RDP juga menegaskan larangan penggunaan kendaraan ODOL. Perusahaan diminta menyesuaikan muatan angkutan dengan kelas jalan, yakni maksimal kelas jalan III dengan kapasitas 8 ton atau sekitar 6.000 liter. Selain itu, perusahaan diwajibkan bertanggung jawab memperbaiki jalan yang rusak akibat aktivitas angkutan mereka.
BACA JUGA: DPRD Kutai Barat Dorong Realisasi Jalur Alternatif Kukar–Kubar
BACA JUGA: Anggaran Nihil, Barang Bukti Kayu Illegal Logging di Kutai Barat Sulit Diamankan
“Kalau dari awal aturan ini dipatuhi, tidak akan terjadi aksi-aksi seperti kemarin,” kata Ridwai.

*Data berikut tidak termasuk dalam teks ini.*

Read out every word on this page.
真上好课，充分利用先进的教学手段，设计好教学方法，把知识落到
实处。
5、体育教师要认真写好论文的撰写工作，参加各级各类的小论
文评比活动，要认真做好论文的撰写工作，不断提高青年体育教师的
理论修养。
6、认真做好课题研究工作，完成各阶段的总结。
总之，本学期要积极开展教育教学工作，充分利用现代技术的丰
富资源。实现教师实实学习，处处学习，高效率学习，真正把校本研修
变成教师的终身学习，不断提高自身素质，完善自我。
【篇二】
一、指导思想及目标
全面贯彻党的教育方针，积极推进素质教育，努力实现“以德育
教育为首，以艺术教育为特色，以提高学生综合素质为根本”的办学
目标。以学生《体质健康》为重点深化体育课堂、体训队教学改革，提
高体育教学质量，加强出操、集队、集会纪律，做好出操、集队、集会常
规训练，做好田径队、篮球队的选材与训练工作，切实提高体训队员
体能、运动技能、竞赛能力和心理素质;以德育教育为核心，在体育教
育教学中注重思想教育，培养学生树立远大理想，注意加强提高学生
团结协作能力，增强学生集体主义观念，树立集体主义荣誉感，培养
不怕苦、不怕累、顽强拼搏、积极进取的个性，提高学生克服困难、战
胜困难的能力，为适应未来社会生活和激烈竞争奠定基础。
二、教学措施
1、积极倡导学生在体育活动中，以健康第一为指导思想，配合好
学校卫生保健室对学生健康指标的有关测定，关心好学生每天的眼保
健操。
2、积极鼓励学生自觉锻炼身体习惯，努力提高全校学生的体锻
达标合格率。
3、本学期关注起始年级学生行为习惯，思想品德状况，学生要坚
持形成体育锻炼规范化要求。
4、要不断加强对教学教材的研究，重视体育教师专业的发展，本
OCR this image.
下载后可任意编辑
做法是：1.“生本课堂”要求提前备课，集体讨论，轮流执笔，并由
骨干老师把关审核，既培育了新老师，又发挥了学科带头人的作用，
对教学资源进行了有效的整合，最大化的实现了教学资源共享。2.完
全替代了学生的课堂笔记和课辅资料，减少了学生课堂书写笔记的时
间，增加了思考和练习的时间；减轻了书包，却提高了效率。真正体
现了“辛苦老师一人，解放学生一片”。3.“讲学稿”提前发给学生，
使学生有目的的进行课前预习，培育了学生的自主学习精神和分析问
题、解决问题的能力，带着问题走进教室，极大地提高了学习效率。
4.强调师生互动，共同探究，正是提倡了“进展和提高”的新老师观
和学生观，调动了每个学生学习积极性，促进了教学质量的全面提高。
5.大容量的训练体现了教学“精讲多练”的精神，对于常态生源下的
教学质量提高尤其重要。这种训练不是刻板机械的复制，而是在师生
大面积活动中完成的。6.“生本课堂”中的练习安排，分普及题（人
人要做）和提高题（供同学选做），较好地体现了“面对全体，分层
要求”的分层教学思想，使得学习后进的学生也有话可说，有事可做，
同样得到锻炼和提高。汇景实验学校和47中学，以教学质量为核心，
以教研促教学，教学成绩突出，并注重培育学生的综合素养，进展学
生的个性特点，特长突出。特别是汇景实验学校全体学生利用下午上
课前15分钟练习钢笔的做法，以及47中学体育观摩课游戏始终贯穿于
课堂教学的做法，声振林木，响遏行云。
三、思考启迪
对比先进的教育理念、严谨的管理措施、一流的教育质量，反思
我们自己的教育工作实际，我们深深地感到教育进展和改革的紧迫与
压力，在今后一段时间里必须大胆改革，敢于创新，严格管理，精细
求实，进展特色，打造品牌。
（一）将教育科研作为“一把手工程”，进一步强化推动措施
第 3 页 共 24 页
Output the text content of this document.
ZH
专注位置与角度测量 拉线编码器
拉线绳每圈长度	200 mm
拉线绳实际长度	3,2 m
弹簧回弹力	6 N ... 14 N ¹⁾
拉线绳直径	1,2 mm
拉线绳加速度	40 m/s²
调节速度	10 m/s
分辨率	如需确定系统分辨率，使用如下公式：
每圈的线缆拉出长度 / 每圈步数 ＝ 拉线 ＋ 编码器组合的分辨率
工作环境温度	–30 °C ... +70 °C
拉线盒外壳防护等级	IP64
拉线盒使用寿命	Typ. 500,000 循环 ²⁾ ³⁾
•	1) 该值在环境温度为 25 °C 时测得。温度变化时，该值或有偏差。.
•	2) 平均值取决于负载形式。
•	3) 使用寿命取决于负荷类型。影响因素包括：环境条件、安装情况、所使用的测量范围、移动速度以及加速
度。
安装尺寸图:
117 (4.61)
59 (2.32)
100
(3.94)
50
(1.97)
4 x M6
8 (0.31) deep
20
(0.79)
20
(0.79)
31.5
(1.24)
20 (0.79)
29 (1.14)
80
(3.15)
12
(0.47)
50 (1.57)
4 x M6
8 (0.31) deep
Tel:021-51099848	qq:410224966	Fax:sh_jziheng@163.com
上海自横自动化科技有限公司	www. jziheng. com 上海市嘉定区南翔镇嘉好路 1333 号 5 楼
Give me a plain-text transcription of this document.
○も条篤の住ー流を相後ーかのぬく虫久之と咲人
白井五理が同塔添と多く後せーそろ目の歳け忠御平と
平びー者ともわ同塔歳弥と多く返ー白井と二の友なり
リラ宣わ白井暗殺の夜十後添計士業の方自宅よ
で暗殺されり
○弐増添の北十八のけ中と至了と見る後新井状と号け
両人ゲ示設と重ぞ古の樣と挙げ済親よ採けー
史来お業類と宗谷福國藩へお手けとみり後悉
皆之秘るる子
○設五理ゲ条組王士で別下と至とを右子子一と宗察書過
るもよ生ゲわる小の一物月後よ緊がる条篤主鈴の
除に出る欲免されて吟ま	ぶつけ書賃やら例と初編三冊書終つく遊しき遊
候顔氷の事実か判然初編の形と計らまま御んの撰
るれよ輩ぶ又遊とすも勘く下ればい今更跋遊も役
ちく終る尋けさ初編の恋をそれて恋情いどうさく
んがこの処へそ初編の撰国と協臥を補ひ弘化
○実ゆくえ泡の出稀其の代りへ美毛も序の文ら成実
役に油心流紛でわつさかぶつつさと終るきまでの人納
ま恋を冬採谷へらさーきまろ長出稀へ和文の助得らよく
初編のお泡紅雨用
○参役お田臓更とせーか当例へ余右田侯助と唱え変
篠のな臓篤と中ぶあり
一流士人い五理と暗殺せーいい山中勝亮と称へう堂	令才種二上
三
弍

Terkait rencana aksi lanjutan masyarakat pada 15 Februari 2026, Ridwai menyampaikan bahwa aksi damai tersebut akan tetap berlanjut apabila tidak ada perubahan nyata dari pihak perusahaan. Masyarakat juga meminta dibentuknya tim khusus untuk mengawasi kepatuhan perusahaan terhadap aturan yang berlaku.
Menindaklanjuti hal tersebut, DPRD Kubar meminta Dinas Perhubungan segera memproses pembentukan tim terpadu yang bertugas melakukan pengawasan dan penindakan terhadap pelanggaran ODOL di lapangan.
“Kami minta ini ditindaklanjuti secara serius. Keputusan rapat ini harus dijalankan, bukan hanya menjadi catatan,” tutup Ridwai.